Credit agency Moody's lowered China's foreign currency and long-term local credit rating by one notch to A1, citing slowing growth and mounting debt in the world's second-largest economy.
The downgrade sent shivers among emerging markets on Wednesday. However, stocks later clawed back losses and hopes of an extension to an OPEC crude supply deal supported the currencies of some oil exporters.
Asian markets were initially shaken sending China mainland benchmark stock indexes more than 1 percent lower and weighing on the yuan. But Chinese stocks ended the session broadly flat, while the overall MSCI benchmark recovered to trade flat after suffering losses earlier in the session.
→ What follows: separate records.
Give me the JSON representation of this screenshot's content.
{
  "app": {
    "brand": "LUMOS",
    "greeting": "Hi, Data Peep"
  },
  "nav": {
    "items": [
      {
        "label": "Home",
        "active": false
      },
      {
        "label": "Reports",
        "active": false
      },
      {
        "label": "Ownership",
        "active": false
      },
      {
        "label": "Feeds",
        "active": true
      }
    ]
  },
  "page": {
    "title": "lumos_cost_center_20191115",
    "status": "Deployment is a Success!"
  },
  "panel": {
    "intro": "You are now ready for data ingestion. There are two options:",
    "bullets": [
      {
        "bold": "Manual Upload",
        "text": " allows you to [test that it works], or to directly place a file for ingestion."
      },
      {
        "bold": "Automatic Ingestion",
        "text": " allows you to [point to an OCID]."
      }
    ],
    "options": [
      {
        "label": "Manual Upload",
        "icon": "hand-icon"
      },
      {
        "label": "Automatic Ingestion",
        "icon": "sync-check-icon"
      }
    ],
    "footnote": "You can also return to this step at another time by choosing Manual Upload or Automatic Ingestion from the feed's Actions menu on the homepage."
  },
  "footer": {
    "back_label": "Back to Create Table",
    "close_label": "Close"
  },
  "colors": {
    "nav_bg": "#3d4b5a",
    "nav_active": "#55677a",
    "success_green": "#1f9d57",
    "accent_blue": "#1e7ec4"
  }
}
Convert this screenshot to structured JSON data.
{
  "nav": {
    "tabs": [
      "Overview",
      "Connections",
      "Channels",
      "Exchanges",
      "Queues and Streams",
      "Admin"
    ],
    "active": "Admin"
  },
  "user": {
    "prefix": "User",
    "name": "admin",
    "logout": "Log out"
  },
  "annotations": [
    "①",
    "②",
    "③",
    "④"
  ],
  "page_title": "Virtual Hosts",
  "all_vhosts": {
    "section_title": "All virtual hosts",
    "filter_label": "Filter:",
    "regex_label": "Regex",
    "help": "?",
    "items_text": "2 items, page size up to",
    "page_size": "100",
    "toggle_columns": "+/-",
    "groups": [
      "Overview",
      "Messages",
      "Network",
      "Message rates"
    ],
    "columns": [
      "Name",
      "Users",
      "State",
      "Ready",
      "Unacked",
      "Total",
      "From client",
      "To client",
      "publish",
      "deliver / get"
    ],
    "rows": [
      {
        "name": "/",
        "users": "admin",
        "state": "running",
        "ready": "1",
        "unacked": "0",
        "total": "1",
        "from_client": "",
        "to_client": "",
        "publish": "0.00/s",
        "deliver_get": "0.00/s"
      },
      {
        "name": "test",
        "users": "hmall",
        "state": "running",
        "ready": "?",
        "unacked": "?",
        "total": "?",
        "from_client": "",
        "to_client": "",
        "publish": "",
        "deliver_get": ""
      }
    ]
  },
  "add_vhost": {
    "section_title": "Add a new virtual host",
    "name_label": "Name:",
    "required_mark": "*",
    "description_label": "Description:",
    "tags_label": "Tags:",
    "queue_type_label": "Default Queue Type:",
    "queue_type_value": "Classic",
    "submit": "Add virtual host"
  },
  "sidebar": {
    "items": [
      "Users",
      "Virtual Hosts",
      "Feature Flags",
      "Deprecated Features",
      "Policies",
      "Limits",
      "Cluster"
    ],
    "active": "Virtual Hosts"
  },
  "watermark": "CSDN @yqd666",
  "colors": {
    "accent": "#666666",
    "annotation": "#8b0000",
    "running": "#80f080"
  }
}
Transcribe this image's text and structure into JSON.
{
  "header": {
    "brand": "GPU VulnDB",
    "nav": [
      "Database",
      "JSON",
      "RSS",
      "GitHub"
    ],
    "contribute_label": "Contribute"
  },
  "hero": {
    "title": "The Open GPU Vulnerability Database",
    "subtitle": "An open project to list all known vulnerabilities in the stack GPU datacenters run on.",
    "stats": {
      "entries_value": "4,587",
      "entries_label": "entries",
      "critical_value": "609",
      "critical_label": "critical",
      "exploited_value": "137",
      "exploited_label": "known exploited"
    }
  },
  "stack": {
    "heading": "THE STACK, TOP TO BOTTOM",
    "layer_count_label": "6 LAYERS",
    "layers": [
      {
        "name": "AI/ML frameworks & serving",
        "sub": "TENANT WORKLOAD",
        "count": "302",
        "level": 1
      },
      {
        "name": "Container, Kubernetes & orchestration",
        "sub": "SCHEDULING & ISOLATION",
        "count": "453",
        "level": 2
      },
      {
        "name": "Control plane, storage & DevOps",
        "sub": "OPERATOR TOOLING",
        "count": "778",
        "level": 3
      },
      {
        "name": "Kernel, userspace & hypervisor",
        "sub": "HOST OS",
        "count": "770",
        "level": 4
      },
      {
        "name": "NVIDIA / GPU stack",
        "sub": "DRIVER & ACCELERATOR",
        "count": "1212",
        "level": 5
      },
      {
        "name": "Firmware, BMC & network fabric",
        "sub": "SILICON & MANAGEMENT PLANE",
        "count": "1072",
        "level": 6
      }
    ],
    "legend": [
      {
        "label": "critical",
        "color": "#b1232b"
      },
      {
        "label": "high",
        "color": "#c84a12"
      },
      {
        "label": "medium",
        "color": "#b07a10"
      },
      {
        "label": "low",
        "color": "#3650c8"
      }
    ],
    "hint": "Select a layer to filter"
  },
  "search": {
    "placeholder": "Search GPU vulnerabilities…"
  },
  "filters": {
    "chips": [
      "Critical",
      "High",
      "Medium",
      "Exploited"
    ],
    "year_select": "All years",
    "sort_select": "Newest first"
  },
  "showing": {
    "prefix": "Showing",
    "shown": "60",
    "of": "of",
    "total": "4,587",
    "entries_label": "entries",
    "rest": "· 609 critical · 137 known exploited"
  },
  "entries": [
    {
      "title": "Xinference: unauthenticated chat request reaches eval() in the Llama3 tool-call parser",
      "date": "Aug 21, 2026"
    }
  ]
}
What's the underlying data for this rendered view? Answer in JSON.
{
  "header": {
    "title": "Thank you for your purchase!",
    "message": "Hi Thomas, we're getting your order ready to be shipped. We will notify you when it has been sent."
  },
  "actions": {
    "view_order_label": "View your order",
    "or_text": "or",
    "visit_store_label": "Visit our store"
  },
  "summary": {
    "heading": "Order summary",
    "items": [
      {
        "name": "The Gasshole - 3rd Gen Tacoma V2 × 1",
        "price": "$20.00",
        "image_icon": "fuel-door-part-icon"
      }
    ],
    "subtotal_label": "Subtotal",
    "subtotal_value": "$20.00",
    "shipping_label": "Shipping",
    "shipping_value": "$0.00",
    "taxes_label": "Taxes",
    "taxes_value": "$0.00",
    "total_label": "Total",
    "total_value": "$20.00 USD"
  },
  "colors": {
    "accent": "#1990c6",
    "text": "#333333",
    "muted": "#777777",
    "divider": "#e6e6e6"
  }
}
JPMorgan's benchmark emerging market debt index only ground marginally wider, with spreads over safe-haven U.S. Treasuries edging out one basis point.
"The reaction has been pretty muted," said Kaan Nazli, senior economist emerging market debt at Neuberger Berman, highlighting that recent China data had already contributed to a pullback on commodity focused emerging markets.
“The Chinese infrastructure programme was what helped push metals prices higher in the first quarter of this year and the last quarter of last year - there is an expectation that this has run out of steam," he added.
Moody' downgrade of China is just the latest to affect big emerging markets, with several recently having their outlooks or ratings cut.